Le groupe joue carré, précis, fort... comme souvent pour ne pas dire quasiment toujours. Waters ne s'est pas récemment transformé en super chanteur, c'est sûr, mais il fait le taf avec conviction (et bon, King Of The Kill, c'est déjà lui qui la chantait sur album, il ne souffre donc pas de la comparaison avec un meilleur vocaliste). Homma et Hinks (pourvu qu'ils restent encore un peu ces deux-là, on sait que les musiciens chez Annihilator, ça va, ça vient) bougent beaucoup sur scène, échangent leur place, virevoltent, font du headbanging... Bref, ils se dépensent sans compter, surtout Homma qui, en plus, fait dans la grimace ou la tête de dément.

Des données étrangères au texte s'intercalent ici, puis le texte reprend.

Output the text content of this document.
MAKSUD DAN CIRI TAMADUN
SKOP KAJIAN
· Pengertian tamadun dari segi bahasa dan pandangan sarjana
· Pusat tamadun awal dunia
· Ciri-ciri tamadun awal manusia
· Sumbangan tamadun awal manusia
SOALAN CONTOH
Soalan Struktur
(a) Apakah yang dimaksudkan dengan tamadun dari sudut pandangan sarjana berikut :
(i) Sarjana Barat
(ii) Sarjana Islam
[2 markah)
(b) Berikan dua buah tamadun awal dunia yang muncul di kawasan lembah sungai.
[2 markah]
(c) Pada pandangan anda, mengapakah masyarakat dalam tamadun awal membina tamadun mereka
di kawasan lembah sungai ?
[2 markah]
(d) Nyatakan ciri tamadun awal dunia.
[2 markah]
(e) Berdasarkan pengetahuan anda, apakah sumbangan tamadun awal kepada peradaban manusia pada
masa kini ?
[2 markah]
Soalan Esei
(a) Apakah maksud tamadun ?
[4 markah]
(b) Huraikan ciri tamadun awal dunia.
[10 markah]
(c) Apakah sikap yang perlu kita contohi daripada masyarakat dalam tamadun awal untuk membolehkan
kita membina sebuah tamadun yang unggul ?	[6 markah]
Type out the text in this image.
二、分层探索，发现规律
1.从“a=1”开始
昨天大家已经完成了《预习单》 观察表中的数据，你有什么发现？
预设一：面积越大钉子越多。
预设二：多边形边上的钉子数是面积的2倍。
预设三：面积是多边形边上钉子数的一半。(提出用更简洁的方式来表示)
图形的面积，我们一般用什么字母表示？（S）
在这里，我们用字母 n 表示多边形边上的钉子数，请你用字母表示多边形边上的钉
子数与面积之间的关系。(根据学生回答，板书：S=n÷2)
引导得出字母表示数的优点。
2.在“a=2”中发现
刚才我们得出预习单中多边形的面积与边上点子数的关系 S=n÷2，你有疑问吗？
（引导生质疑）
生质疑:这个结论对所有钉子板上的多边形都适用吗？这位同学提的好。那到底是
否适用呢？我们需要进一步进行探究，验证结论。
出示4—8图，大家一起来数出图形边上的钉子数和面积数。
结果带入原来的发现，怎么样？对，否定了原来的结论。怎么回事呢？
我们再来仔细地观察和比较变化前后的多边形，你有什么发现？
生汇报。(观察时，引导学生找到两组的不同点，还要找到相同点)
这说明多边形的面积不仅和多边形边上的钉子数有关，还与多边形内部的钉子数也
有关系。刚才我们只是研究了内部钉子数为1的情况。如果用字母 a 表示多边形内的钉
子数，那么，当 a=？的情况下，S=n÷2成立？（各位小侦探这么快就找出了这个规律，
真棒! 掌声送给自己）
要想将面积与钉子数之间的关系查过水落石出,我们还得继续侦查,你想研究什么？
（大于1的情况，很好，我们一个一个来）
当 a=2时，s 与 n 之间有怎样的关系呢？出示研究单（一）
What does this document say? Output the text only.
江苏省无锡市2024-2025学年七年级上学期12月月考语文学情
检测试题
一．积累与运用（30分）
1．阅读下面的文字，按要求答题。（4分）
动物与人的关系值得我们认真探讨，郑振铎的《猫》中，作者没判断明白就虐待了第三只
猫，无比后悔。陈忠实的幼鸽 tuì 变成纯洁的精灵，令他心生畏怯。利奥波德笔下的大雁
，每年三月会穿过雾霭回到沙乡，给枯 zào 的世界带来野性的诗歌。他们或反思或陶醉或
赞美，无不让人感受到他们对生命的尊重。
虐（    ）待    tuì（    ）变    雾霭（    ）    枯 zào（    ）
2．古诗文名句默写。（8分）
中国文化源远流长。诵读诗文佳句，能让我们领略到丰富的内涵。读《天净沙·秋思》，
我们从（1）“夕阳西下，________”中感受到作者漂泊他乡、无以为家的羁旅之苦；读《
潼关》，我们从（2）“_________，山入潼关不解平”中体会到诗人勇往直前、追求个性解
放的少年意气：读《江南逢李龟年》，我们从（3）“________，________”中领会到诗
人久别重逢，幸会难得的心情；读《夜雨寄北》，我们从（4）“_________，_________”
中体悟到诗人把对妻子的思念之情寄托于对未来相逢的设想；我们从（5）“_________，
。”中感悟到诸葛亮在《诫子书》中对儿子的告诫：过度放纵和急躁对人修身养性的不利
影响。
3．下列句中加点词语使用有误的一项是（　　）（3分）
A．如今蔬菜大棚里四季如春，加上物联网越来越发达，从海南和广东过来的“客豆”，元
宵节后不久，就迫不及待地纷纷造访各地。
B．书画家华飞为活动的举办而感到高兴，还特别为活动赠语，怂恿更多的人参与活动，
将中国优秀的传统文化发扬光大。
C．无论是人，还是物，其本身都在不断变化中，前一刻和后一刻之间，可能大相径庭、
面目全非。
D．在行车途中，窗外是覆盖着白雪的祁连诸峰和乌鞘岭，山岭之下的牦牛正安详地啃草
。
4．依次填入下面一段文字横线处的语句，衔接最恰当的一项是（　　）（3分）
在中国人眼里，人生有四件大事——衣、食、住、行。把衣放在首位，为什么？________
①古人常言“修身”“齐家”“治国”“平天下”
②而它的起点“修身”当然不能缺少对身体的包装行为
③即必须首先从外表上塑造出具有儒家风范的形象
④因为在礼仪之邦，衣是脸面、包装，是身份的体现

Pendant ce temps, Alessandrini, sans être un "showman" dans l'âme, reste concentré mais cogne bien et soutient tout ce beau monde sans démériter.
Ce qui est sympa avec Annihilator, c'est que d'une tournée à l'autre, on sait qu'il y aura toujours deux ou trois petits changements, quelques surprises qui feront qu'on n'a jamais l'impression d'assister exactement au même concert que la fois précédente. Et ça se vérifie encore cette fois-ci. Si les morceaux joués ensuite ne constituent pas des grosses surprises en soi (les récents No Way Out et One To Kill, ou le plus ancien Set The World On Fire toujours présent dans les setlists du combo depuis des lustres... et que le groupe reprendra depuis le début après un petit couac au départ, Jeff disant "hé, vous avez payé pour être là, on va vous la refaire correctement"), la présence d'une partie de The Trend (les deux premières minutes instrumentales) et surtout de l'instrumental Schizos (Are Never Alone) Parts I and II, est nettement plus inhabituelle.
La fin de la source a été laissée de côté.